The Central Round Table (and other similarly constituted Round Tables) were therefore, at the time the 1990 constitution was drafted, not regarded as long-term democratic institutions, but rather short-term stop-gaps.
Considering the influence of the political parties in the first Central Round Table, and their desire to move towards a party-based elected representative democracy, how can I justify the continued (and influential) role of the Round Tables in Stealing the Future?
The Central Round Table vs the people?
If we look at the real history of the GDR, we can see two parallel developments:
|At the ‘political’ level – the Central Round Table and the Modrow and de Mazière governments – we can see a clear distancing from the politics of the street, towards the politics of representative parliamentary democracy and a readying of the state institutions for a merger with West Germany.
A lot of the Central Round Table’s time was taken up in negotiating with and demanding concessions from the Modrow government.
|At the grassroots level – on the streets – people were organising themselves. Citizens’ Committees and locally formed Round Tables commanded the police and town halls, instituted and oversaw disarmament of the army and the Stasi, opened new border crossings and took up international relations with neighbouring countries. For many East Germans this period – December 1989 to March 1990 is often regarded as a period of anarchy.|
Let us take the question of how to deal with the Stasi as an example of how the two levels dealt with problems.
One of the Central Round Table’s first demands was the dissolution of the Ministry for State Security. Premier Hans Modrow (SED member) was reluctant to do this, and first tried a renaming exercise – give them a new name (Amt für Nationale Sicherheit, Office for National Security) and a new charter and see if the problem goes away. Naturally this wasn’t enough, but no serious steps were taken by the central political forces until the 15th of January 1990 when Neues Forum (one of the few non-party groupings on the Central Round Table) ran out of patience with Modrow’s stalling, calling a demonstration at the main Stasi HQ in Berlin-Lichtenberg on the same day as the Central Round Table met to discuss the issue with Modrow.

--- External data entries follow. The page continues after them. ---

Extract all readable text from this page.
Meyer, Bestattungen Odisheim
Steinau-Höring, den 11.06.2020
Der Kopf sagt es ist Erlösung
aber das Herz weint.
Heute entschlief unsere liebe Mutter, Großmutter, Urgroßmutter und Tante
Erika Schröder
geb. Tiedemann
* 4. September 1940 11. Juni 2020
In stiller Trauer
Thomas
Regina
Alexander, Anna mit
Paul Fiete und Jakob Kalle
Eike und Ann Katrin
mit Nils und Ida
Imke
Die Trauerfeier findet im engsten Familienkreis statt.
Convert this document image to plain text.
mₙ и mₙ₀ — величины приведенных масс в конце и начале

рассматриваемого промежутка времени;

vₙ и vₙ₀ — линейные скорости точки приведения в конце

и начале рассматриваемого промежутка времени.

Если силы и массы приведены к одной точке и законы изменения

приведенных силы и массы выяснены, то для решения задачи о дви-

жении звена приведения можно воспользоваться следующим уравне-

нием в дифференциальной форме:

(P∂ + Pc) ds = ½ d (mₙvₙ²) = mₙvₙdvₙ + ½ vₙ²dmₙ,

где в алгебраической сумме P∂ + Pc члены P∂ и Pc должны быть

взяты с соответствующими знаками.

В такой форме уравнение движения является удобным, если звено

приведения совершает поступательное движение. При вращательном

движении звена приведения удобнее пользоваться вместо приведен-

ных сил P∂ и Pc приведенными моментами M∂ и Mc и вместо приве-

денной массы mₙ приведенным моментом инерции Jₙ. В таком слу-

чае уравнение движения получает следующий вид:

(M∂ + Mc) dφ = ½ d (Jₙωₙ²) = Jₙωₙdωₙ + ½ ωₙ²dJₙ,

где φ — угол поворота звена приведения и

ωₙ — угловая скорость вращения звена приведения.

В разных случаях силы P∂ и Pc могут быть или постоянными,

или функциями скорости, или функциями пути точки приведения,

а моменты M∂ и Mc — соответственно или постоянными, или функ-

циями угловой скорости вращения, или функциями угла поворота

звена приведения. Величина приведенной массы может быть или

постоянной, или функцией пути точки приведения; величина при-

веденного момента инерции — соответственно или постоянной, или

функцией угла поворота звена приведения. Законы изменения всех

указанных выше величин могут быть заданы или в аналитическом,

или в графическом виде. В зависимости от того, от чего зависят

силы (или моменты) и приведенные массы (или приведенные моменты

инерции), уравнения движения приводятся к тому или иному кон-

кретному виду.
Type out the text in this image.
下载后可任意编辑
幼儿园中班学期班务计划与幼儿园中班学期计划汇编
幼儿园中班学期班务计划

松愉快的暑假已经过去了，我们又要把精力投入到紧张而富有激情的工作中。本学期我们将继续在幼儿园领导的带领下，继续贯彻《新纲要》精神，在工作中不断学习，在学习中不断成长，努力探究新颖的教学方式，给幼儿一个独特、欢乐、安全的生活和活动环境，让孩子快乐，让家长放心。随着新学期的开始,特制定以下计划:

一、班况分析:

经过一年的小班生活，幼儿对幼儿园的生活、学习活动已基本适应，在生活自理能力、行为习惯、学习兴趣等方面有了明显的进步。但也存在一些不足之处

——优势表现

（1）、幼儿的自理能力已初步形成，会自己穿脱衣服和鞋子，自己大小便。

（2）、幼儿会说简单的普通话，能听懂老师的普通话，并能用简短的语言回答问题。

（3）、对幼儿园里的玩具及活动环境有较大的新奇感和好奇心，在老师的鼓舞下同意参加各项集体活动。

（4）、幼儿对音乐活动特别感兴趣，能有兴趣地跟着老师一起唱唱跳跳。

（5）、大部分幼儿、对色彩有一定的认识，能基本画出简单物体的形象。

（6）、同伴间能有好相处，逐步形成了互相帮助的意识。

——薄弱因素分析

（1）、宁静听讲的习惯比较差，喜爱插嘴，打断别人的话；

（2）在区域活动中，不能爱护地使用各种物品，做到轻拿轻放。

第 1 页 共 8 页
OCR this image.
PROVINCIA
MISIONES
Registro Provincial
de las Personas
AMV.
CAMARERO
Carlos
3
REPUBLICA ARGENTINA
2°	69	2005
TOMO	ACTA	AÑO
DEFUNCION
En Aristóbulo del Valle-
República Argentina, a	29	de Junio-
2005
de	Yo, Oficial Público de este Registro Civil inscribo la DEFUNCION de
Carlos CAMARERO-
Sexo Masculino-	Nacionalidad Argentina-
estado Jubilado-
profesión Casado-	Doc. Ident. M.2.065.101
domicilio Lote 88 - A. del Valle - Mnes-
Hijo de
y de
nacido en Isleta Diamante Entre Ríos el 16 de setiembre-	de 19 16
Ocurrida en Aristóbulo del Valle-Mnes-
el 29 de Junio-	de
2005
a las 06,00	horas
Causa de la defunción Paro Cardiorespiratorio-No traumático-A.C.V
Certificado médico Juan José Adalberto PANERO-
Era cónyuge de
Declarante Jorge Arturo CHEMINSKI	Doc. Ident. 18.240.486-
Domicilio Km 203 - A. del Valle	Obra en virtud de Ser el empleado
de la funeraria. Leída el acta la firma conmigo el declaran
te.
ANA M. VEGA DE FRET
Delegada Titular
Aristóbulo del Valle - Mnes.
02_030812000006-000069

In contrast, in most other towns in the GDR the Stasi offices had been secured over a month earlier by Citizens Committees keen to stop the destruction of files and to prevent arms and ammunition from being removed by Stasi officers.
In short, in Berlin the Central Round Table and the politicians were engaged in power struggles, while the people at the basis were acting – they showed spontaneity, dynamism and the ability to act, whereas the Central Round Table were tied up in politicking.
Western support for central institutions
Even though the grassroots showed initiative and commitment this wasn’t enough to wrest control away from the centralised power structures. In real life the GDR establishment was supported by West Germany, in turn supported by Gorbachev. The country was saturated with West German propaganda, political figures were financed, wooed or pressured by the West German political parties (including those from the far-right) and the BND, and slowly but surely the popular mood swung towards supporting unification and a representative parliamentary democratic system.
But in Point of Divergence I discuss the potential factors and events that might have changed this history: a political miscalculation by Helmut Kohl, the passive support of Gorbachev, active popular support for the For Our Land statement, followed by a successful general strike. This combination of minor tweaks to real history would, I argue, have been enough to strengthen the basis and the popularly constituted local assemblies, sidelining the efforts of central government and the Central Round Table.